- Native to: Argentina
- Ethnicity: Mocoví (2004)
- Native speakers: 3,000 (2011)
- Language family: Guaicuruan SouthernMocoví; ;

Official status
- Recognised minority language in: Argentina Chaco Province;

Language codes
- ISO 639-3: moc
- Glottolog: moco1246
- ELP: Mocoví

= Mocoví language =

Guaicuruan language of Argentina

The Mocoví language is a Guaicuruan language of Argentina spoken by about 3,000 people, mostly in Santa Fe, Chaco, and Formosa provinces.

== Official status ==
In 2010, the province of Chaco in Argentina declared Mocoví as one of four provincial official languages alongside Spanish and the indigenous Qom and Wichí.

== Classification ==
The Mataco-Guicurú language family is a group of 11 indigenous languages of the Americas spoken in Argentina, Bolivia, Brazil and Paraguay, comprising two subfamilies with a total of approximately 100,000 speakers distributed in the Bermejo, Pilcomayo and Paraguay river basins. Other languages of the family are extinct and some others are threatened with extinction.
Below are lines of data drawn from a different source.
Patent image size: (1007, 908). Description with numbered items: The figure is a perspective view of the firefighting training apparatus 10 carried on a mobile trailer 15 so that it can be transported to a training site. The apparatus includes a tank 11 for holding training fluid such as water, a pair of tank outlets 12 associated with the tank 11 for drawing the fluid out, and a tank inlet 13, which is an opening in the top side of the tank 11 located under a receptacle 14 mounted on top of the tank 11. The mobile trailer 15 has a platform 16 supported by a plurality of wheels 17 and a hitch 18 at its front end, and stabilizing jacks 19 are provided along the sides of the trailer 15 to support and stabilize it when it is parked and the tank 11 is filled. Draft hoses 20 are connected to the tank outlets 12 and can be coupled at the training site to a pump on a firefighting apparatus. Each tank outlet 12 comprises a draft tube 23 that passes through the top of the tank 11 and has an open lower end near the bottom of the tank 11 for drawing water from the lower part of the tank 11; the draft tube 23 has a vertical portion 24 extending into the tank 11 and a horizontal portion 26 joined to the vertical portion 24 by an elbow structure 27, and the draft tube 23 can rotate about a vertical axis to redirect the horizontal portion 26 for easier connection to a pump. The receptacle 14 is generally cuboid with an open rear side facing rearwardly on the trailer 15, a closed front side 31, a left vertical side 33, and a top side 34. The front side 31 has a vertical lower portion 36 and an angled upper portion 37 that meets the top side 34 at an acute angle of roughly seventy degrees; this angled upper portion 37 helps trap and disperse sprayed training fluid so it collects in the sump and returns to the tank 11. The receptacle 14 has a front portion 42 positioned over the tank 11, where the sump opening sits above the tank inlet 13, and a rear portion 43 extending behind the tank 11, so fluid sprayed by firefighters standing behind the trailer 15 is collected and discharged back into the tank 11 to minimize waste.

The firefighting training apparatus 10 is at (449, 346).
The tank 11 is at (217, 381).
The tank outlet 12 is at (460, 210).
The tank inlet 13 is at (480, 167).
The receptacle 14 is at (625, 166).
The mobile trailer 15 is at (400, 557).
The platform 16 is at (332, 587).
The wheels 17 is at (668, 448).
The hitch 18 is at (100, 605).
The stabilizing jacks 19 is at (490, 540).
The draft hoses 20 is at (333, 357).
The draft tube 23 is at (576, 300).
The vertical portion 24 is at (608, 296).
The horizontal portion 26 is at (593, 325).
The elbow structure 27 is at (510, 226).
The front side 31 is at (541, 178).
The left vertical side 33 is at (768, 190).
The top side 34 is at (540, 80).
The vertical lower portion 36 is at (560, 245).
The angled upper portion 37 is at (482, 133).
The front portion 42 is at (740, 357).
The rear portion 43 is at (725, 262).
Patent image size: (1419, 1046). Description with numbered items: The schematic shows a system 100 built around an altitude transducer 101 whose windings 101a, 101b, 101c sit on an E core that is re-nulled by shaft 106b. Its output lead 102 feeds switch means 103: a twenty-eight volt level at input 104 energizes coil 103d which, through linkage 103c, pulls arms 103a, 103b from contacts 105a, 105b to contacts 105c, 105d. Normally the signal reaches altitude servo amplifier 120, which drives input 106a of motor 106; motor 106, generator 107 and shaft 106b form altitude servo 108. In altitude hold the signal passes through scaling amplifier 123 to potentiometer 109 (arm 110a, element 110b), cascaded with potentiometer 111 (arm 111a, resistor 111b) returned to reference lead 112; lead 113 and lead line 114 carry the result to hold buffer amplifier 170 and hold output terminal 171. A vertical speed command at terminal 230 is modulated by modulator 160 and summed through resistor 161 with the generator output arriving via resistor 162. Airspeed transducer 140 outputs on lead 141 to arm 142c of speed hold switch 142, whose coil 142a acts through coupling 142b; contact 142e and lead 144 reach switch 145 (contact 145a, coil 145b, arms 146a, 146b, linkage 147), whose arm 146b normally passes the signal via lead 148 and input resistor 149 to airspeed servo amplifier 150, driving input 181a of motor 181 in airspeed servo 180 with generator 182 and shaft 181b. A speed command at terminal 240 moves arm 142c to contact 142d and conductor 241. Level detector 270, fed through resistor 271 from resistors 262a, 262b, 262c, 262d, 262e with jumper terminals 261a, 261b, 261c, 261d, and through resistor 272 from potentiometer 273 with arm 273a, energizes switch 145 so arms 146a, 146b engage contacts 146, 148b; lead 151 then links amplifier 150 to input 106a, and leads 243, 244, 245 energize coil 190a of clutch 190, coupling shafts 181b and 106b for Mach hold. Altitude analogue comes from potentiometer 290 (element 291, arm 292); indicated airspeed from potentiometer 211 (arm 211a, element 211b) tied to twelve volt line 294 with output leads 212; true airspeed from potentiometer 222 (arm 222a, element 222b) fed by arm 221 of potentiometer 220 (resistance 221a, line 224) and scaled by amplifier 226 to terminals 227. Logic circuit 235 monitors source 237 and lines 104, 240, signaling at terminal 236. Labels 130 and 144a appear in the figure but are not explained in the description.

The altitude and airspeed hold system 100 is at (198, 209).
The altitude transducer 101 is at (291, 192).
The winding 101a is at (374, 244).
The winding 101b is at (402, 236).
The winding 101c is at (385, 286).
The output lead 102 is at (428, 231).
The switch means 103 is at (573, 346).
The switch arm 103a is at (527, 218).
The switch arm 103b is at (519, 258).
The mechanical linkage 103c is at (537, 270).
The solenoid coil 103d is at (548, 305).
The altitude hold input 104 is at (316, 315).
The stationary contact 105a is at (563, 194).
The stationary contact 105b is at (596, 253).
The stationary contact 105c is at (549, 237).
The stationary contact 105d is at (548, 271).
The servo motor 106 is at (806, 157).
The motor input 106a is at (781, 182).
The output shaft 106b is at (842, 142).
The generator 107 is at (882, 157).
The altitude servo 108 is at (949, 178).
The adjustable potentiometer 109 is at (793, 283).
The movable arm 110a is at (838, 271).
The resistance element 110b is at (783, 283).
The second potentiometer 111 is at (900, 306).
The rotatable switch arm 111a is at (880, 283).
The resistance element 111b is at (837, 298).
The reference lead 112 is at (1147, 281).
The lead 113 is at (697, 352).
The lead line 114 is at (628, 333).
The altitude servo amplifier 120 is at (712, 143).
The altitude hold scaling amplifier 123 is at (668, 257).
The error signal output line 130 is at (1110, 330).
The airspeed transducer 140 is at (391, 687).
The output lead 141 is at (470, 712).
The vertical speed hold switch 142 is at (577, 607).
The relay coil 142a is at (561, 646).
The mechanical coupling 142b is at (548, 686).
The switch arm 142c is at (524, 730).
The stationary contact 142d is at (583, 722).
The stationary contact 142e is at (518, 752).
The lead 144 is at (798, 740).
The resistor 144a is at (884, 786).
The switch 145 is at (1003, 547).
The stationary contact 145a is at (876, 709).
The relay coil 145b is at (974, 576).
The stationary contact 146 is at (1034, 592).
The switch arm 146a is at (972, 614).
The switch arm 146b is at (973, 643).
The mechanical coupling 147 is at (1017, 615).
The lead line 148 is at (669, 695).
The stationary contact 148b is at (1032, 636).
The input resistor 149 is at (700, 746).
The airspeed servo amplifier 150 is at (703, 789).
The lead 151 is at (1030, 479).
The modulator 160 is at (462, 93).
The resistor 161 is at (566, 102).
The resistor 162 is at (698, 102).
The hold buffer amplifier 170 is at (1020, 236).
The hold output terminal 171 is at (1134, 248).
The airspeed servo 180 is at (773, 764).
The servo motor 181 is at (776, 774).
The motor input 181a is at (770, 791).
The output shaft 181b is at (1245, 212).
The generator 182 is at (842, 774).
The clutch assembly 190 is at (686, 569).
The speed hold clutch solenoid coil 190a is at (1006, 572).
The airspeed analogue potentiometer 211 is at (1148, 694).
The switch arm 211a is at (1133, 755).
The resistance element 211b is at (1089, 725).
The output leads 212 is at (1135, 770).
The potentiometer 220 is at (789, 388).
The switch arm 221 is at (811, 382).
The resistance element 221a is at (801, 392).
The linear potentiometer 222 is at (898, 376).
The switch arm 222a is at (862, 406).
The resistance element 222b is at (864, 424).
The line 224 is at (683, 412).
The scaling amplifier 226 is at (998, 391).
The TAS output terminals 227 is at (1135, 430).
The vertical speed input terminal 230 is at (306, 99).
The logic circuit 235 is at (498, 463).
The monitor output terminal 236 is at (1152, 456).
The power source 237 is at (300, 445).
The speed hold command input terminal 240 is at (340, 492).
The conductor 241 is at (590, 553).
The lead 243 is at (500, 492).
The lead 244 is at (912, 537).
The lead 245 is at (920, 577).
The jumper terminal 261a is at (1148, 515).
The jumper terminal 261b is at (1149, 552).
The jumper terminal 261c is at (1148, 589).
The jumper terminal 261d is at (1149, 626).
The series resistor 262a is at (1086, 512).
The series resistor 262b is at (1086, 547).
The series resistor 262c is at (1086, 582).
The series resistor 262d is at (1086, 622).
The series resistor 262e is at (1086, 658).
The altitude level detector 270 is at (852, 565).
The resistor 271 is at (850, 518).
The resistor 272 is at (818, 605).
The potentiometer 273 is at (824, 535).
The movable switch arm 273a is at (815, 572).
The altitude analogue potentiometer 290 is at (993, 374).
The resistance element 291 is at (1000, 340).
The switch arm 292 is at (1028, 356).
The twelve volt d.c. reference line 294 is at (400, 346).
== Geographical distribution ==
In the province of Santa Fe, it is used mostly by the elderly Mocoví population. Among adults, bilingualism is widespread and among young people Spanish is preferred. In the province of Chaco, the Mocoví language and culture are carefully preserved.

== Phonology ==

=== Consonants ===
The following are the consonants of Mocoví:

|  |  | Bilabial | Alveolar | Palatal | Velar | Uvular | Glottal |
| Nasal |  | m | n | ɲ |  |  |  |
| Plosive/ Affricate | plain | p | t | t͡ʃ | k | q | ʔ |
| voiced |  | d | d͡ʒ | ɡ | ɢ |
| Fricative |  |  | s | ʃ |  |  | h |
| Flap |  |  | ɾ |  |  |  |  |
| Lateral |  |  | l | ʎ |  |  |  |
| Glide |  | w |  | j |  |  |  |

=== Vowels ===
Gualdieri (1998) gives the following vowels:

|  | Front | Central | Back |
|---|---|---|---|
| High | i iː |  |  |
| Mid | e eː |  | o oː |
| Low |  | a aː |  |

== Orthography ==
Writing in the Mocoví language was non-existent until the 1950s, when a group of missionaries developed a Latin alphabet writing system for the Toba language, which was later adapted to Mocoví for the translation of the Bible by Alberto Buckwater. This writing system is still based on correspondence with Spanish orthography, so it contains some of its irregularities.